Quelque temps plus tard, il apprend que la discrimination raciale n’a pas été retenue dans sa plainte. C’est là que l’idée de partager son agression et ses démêlés judiciaires émerge. «Je n’ai jamais aimé mettre mon CV discriminatoire en avant pour démontrer l’existence du racisme. Mais le classement de ma plainte dépassait ma propre histoire», explique par téléphone le réalisateur genevois d’origine rwandaise.

«Le classement de ma plainte dépassait ma propre histoire»
Shyaka Kagame

«Inconscient colonial»

Le podcast Boulevard du village noir remonte le cours du temps sur le boulevard où habite Shyaka Kagame, le boulevard Carl-Vogt à Genève. Retracer l’histoire de ce bout de rue lui fait prendre conscience que le racisme est un «problème profond qui prend sa source dans un inconscient colonial qui nous habite encore parfois aujourd’hui». A commencer par le nom de la rue dédié à un naturaliste qui déforma la thèse darwiniste de l’évolution pour y apposer sa théorie de hiérarchie des races. Ce même boulevard accueille surtout le village nègre de l’Exposition nationale de 1896, auquel Shyaka Kagame consacre un épisode. Il s’étonne de n’en avoir jamais entendu parler auparavant: «Déconstruire le racisme passe par l’éducation. J’aurais aimé apprendre l’existence des exhibitions humaines à l’école.»

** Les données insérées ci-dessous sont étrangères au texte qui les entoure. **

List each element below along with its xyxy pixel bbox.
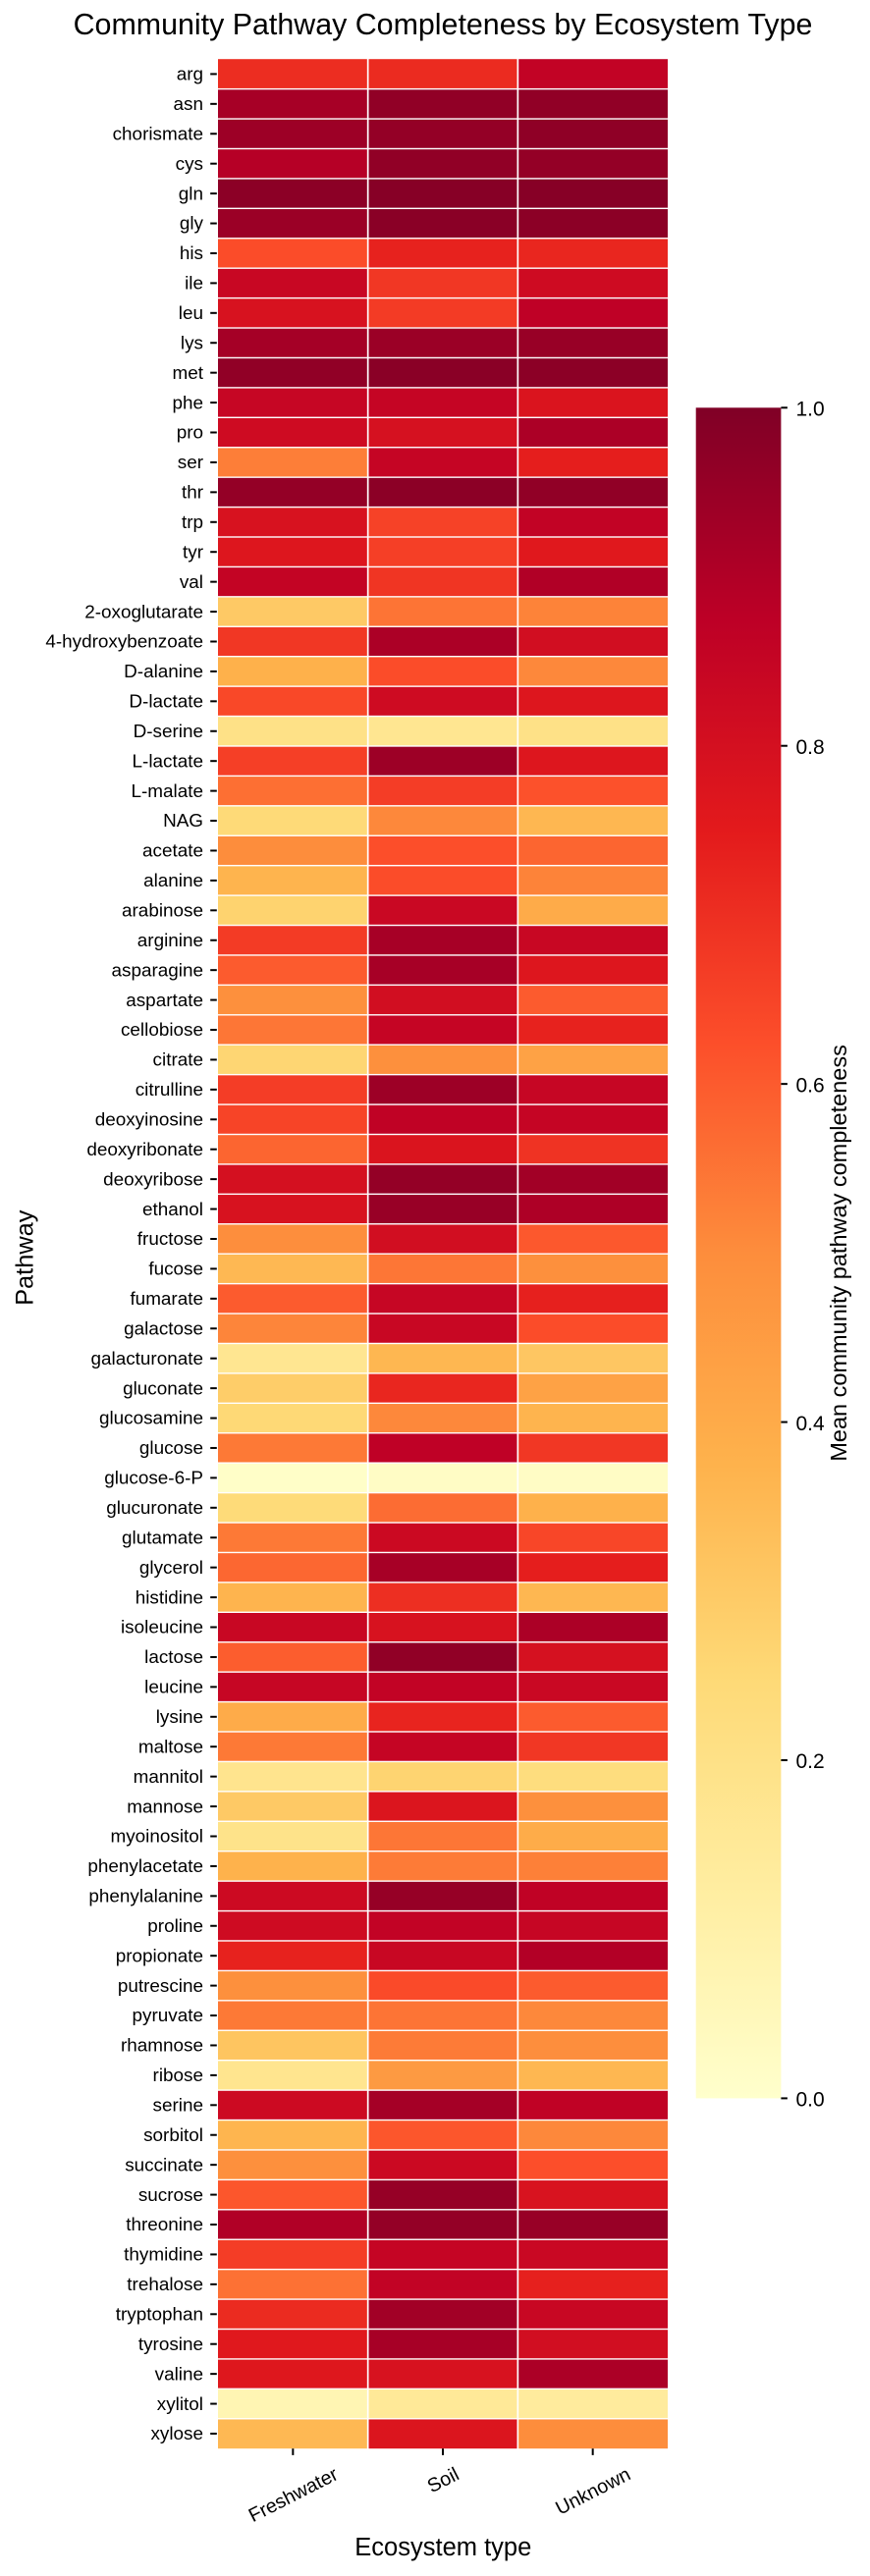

En cette fin du XIXe siècle, «la figure du populaire nègre occupe une place disproportionnellement importante dans les journaux et l’imaginaire collectif suisses», observe-t-il. Et les clichés – la pratique du cannibalisme par exemple – servent l’intérêt de la société occidentale, relève l’un de ses interlocuteurs: «Diaboliser l’autre permet de le détruire.» Cette image du Noir créée de toutes pièces par l’Occident flotte jusqu’à bien plus tard dans l’inconscient collectif. Dans un épisode, Shyaka Kagame fait parler ses parents qui avaient témoigné dans le magazine L’Hebdo en 1983. Une plongée intime dans sa famille sur ce que signifiait alors être Noir à Genève. Dans cet article, on apprend qu’au Buffet de la Gare, on ne sert plus d’alcool aux Noirs sous prétexte qu’ils «font trop de bagarres».

Racisme systémique

Boulevard du village noir fait davantage que ressortir un pan sombre de l’histoire de la Suisse. Richement étayé, le podcast interroge de façon prégnante la responsabilité de la société suisse dans le racisme systémique encore à l’œuvre aujourd’hui. «Il y a encore du travail à faire sur la déconstruction de notre histoire. Ne serait-ce que sur le quartier où j’ai grandi. Il y a cette croyance assez enracinée que notre pays n’était pas colonisateur, donc pas raciste. Nous sommes déconnectés de notre propre racisme, car nous avons l’impression que c’est un concept qui vient d’ailleurs», constate-t-il.